I saw my very first Sandhill Cranes with Bob Hinkle on a field trip to Rose Lake State Wildlife Area in Lansing. |
I’d read some Thoreau in high school and learned a little about ecology during the lead-up to the first Earth Day when I was a college freshman, but that was all theoretical. My mind swirled through a cloud of good feelings about nature and bad feelings about pollution, but I had no concrete way of understanding any of it. Thoreau wrote a lot about birds in Walden, but I knew nothing at all about any of the birds he wrote about. Ecology seemed so clear and obvious from the teachers’ education packet I got for free from McDonalds, with its wonderful overhead projector sheets, ditto masters, and other cool teaching materials, but the fourth-grade level information on the materials were all brand new to me, and I had no deeper understanding of anything beyond them.
It was Bob Hinkle’s class that showed me just how abysmally ignorant I was about plants and animals, how they interact and are interdependent, and what ecology actually means. It was a fantastic introduction that inspired me to stay in college for two years of grad school. I’d take botany, mammalogy, ornithology, herpetology, entomology, and aquatic entomology, and more of Bob’s classes, which gave me a framework on which to hang all the scientific information I was picking up and a lot more time outdoors learning the local plants and animals.
And on top of all that, Bob’s literary bent put all this new information into context in wonderful ways. He read much of Leopold’s A Sand County Almanac aloud to us so vividly that to this day, 46 years later, I have never once heard woodcock dancing in the sunset sky without thinking of Leopold’s words as said in Bob Hinkle’s gently expressive voice.
Bob’s students ahead of me were creating a lot of slide-tape programs, melding music and words with photography. I created a few short ones, taking pictures of toads and dragonflies and trees and flowers. I couldn’t afford a telephoto lens, so it would be three decades before I started taking any bird photos, but since then, I’ve developed dozens of presentations about birds which I’ve presented in 30 different states, in venues from Harvard for the Brookline Bird Club, to Tucson for the Southeastern Arizona Birding Festival to Sacramento for the Central Valley Birding Symposium to Maumee Bay State Park in Ohio for the Biggest Week in American Birding festival. When a program goes really well, I still think of how much Bob Hinkle’s inspiration is behind it.
It was my taking Bob’s class that inspired Russ to tell his mom to buy me my first pair of binoculars. In April 1975, after I’d been birding a few weeks, Bob organized an excursion to Natural Bridge, Virginia, for a big meeting of the Association of Interpretive Naturalists.

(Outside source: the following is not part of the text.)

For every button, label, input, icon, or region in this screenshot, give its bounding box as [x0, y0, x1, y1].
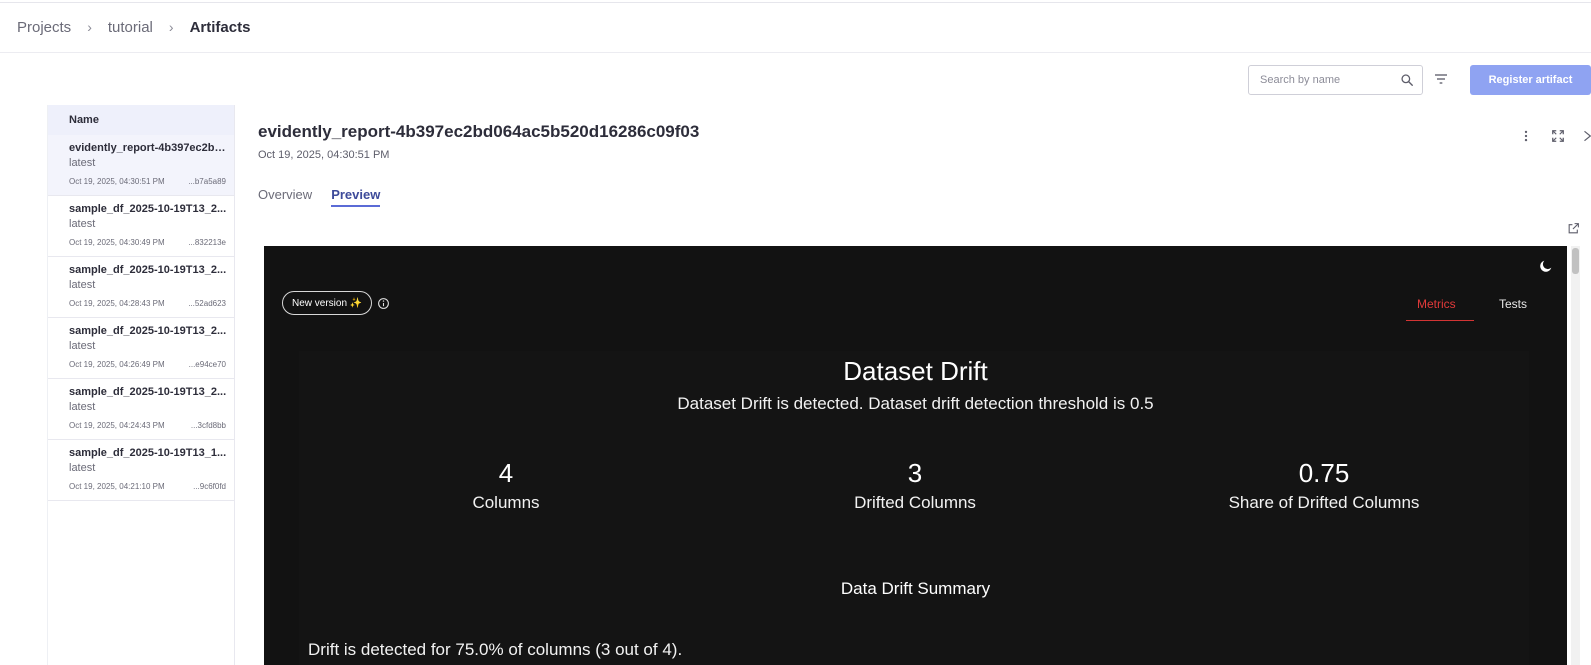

The meeting itself was splendid, but what I remember is Bob showing me my first White-throated Sparrow, with him interpreting the song as Old Sam Peabody, Peabody, Peabody. I’d never imagined such a thing!
Bob pointed out Turkey Vultures on that trip but I didn’t add them to my life list because he explained their flight pattern in comparison to hawks, and I’d never seen a flying hawk, either, so didn’t think I’d necessarily recognize a Turkey Vulture on my own. (Bob became the famous official Turkey Vulture spotter at Hinkley, Ohio, a position he held for years, so I'm very happy that I saw my first vultures with him.) At our campground, I heard what Bob told me were a Chuck-will’s-widow calling and a Pileated Woodpecker drumming, but I didn’t see either bird. This was my bird-watching life list, so I waited for an actual look.

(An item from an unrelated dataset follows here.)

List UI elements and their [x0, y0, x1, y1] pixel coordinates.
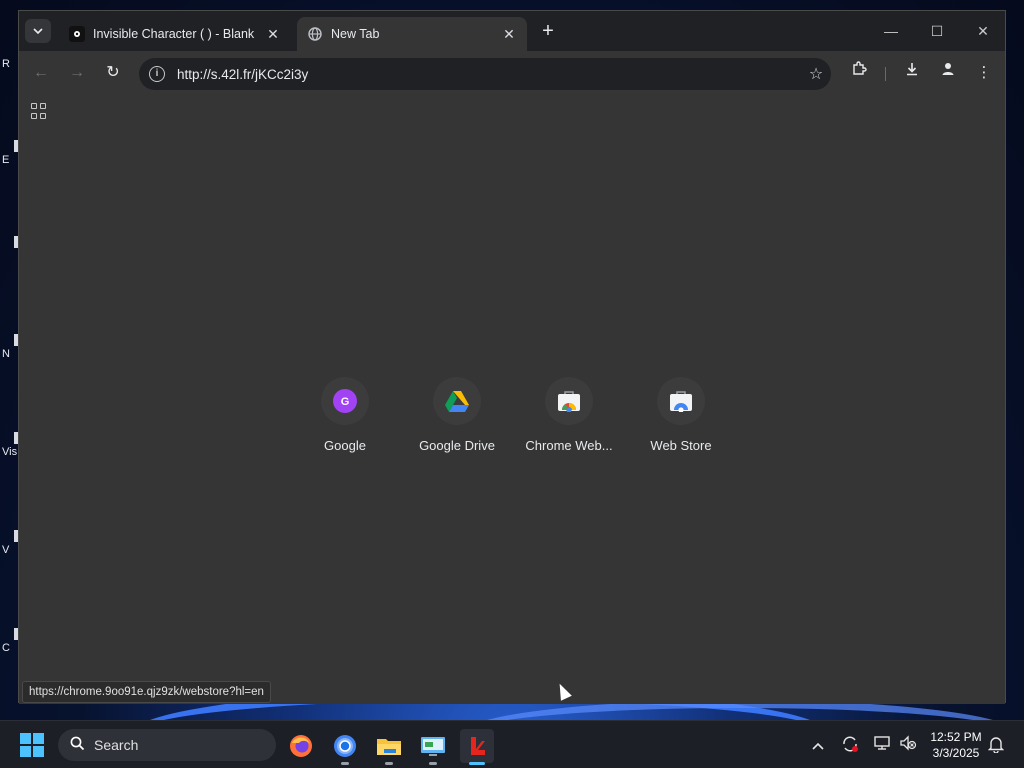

Yes, taking classes and trips with Bob Hinkle taught me just how ignorant I was in a way that didn’t discourage me but inspired me to get out there and learn as much as I could. I aspired to be a real naturalist like him and like so many of my fellow students in his class became, like Wisconsin’s famous David Stokes, but once I started watching birds, I was simply too focused and monomaniacal. Even if I didn’t ultimately become a naturalist, what I did become, in a serious way, all evolved directly from that first class from Bob Hinkle.
I reconnected with Bob a couple of decades after those classes, when he was the superb Chief Naturalist of Cleveland Metroparks, and we’ve crossed paths a few times. I’ve been lucky to tell him how much he means to me. At this terrible time, when so many of our lives are in limbo, we might at least be able to think of the people whose gifts were vitally important to our lives. Be safe and well, dear reader.